Meltzner Geoffrey S, Heaton James T, Deng Yunbin, De Luca Gianluca, Roy Serge H, Kline Joshua C
VocaliD, Inc. Belmont, MA, 02478, USA.
Harvard Medical School in the Department of Surgery, Massachusetts General Hospital Voice Center, Boston, MA 02114.
IEEE/ACM Trans Audio Speech Lang Process. 2017 Dec;25(12):2386-2398. doi: 10.1109/TASLP.2017.2740000. Epub 2017 Nov 28.

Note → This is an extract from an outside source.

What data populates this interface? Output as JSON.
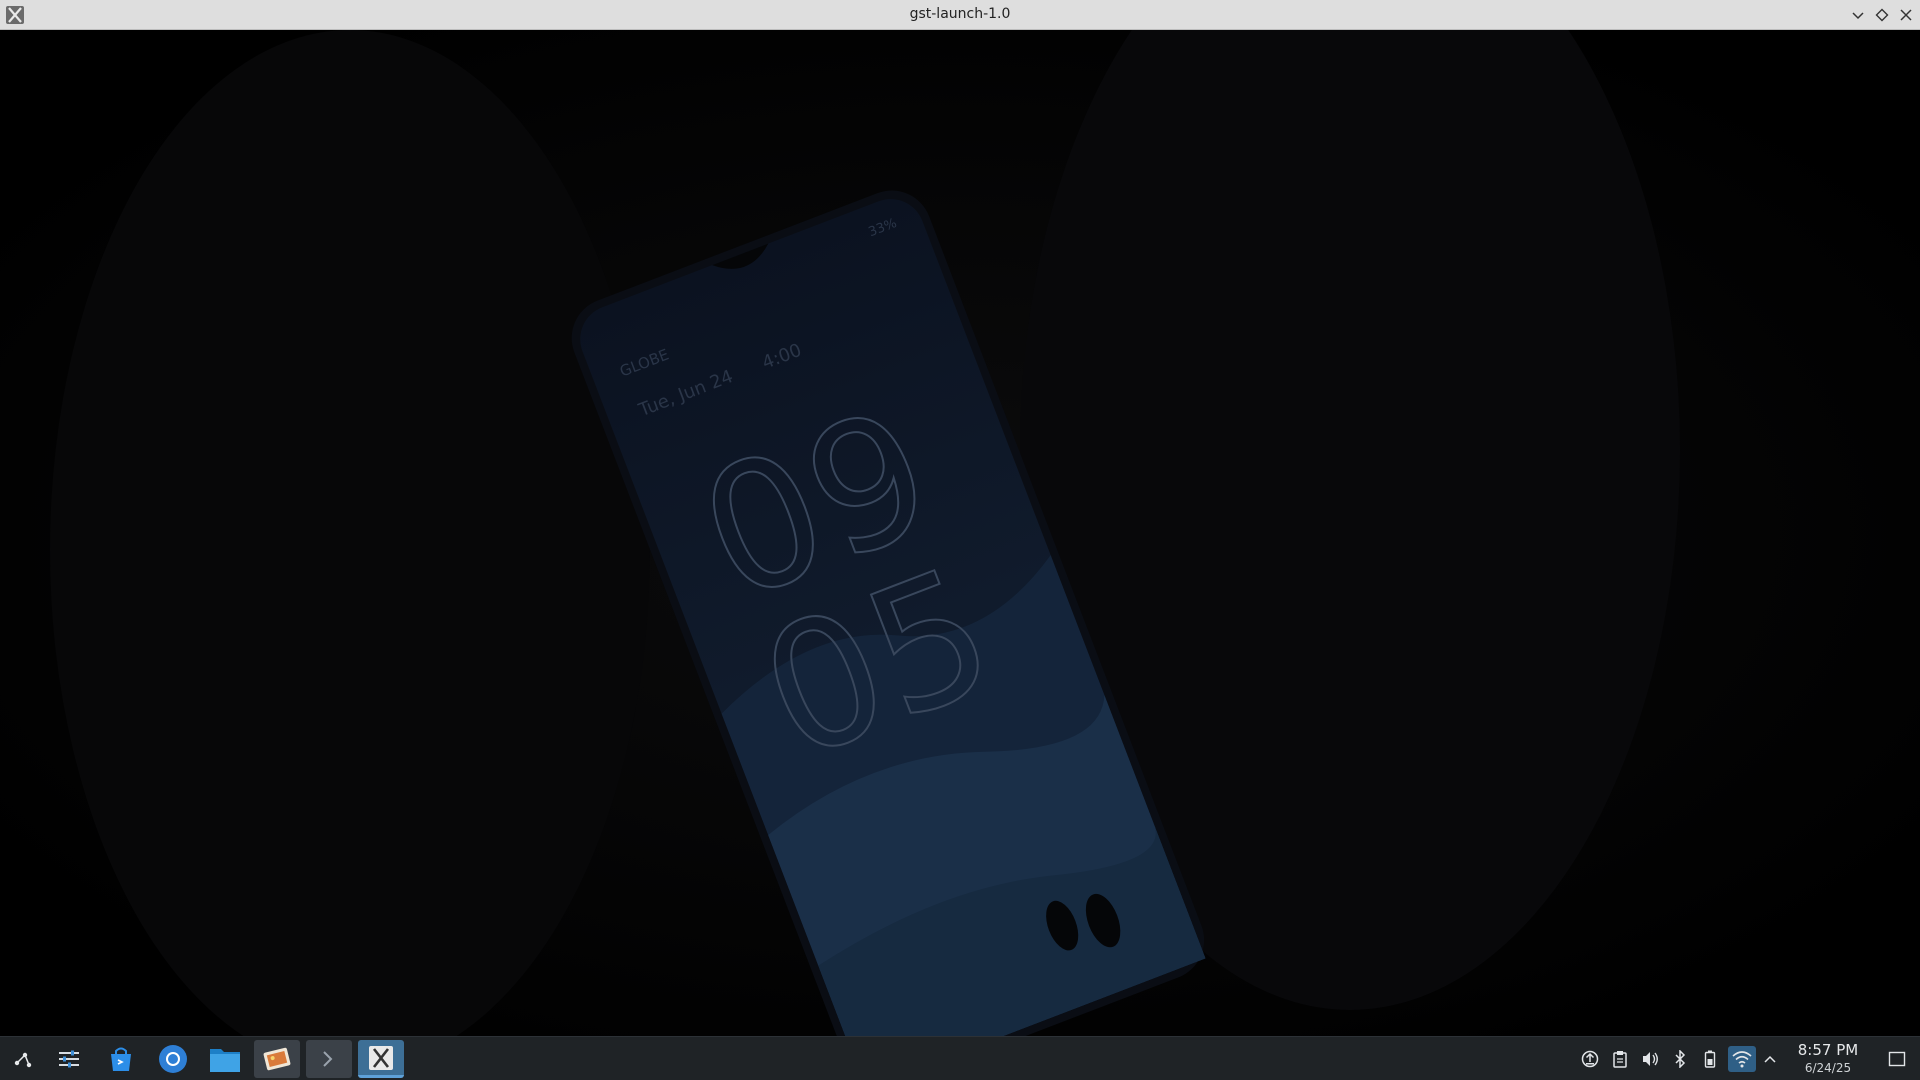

Each year thousands of individuals require surgical removal of their larynx (voice box) due to trauma or disease, and thereby require an alternative voice source or assistive device to verbally communicate. Although natural voice is lost after laryngectomy, most muscles controlling speech articulation remain intact. Surface electromyographic (sEMG) activity of speech musculature can be recorded from the neck and face, and used for automatic speech recognition to provide speech-to-text or synthesized speech as an alternative means of communication. This is true even when speech is mouthed or spoken in a silent (subvocal) manner, making it an appropriate communication platform after laryngectomy. In this study, 8 individuals at least 6 months after total laryngectomy were recorded using 8 sEMG sensors on their face (4) and neck (4) while reading phrases constructed from a 2,500-word vocabulary. A unique set of phrases were used for training phoneme-based recognition models for each of the 39 commonly used phonemes in English, and the remaining phrases were used for testing word recognition of the models based on phoneme identification from running speech. Word error rates were on average 10.3% for the full 8-sensor set (averaging 9.5% for the top 4 participants), and 13.6% when reducing the sensor set to 4 locations per individual (n=7). This study provides a compelling proof-of-concept for sEMG-based alaryngeal speech recognition, with the strong potential to further improve recognition performance.
每年都有成千上万的人因外伤或疾病需要手术切除喉部(喉),因此需要替代的语音源或辅助设备来进行言语交流。尽管喉切除术后会失去自然嗓音,但大多数控制言语发音的肌肉仍保持完好。可以从颈部和面部记录言语肌肉组织的表面肌电图(sEMG)活动,并将其用于自动语音识别,以提供语音转文本或合成语音作为替代的交流方式。即使在以无声(默读)方式口型发音或说话时也是如此,这使其成为喉切除术后合适的交流平台。在本研究中,8名全喉切除术后至少6个月的个体在阅读由2500个单词词汇构成的短语时,使用8个sEMG传感器记录其面部(4个)和颈部(4个)的情况。使用一组独特的短语来训练基于音素的识别模型,用于识别英语中39个常用音素中的每一个,其余短语则用于基于连续语音中的音素识别来测试模型的单词识别。对于完整的8传感器组,单词错误率平均为10.3%(前4名参与者平均为9.5%),当将每个个体的传感器组减少到4个位置时(n = 7),单词错误率为13.6%。本研究为基于sEMG的无喉语音识别提供了令人信服的概念验证,具有进一步提高识别性能的强大潜力。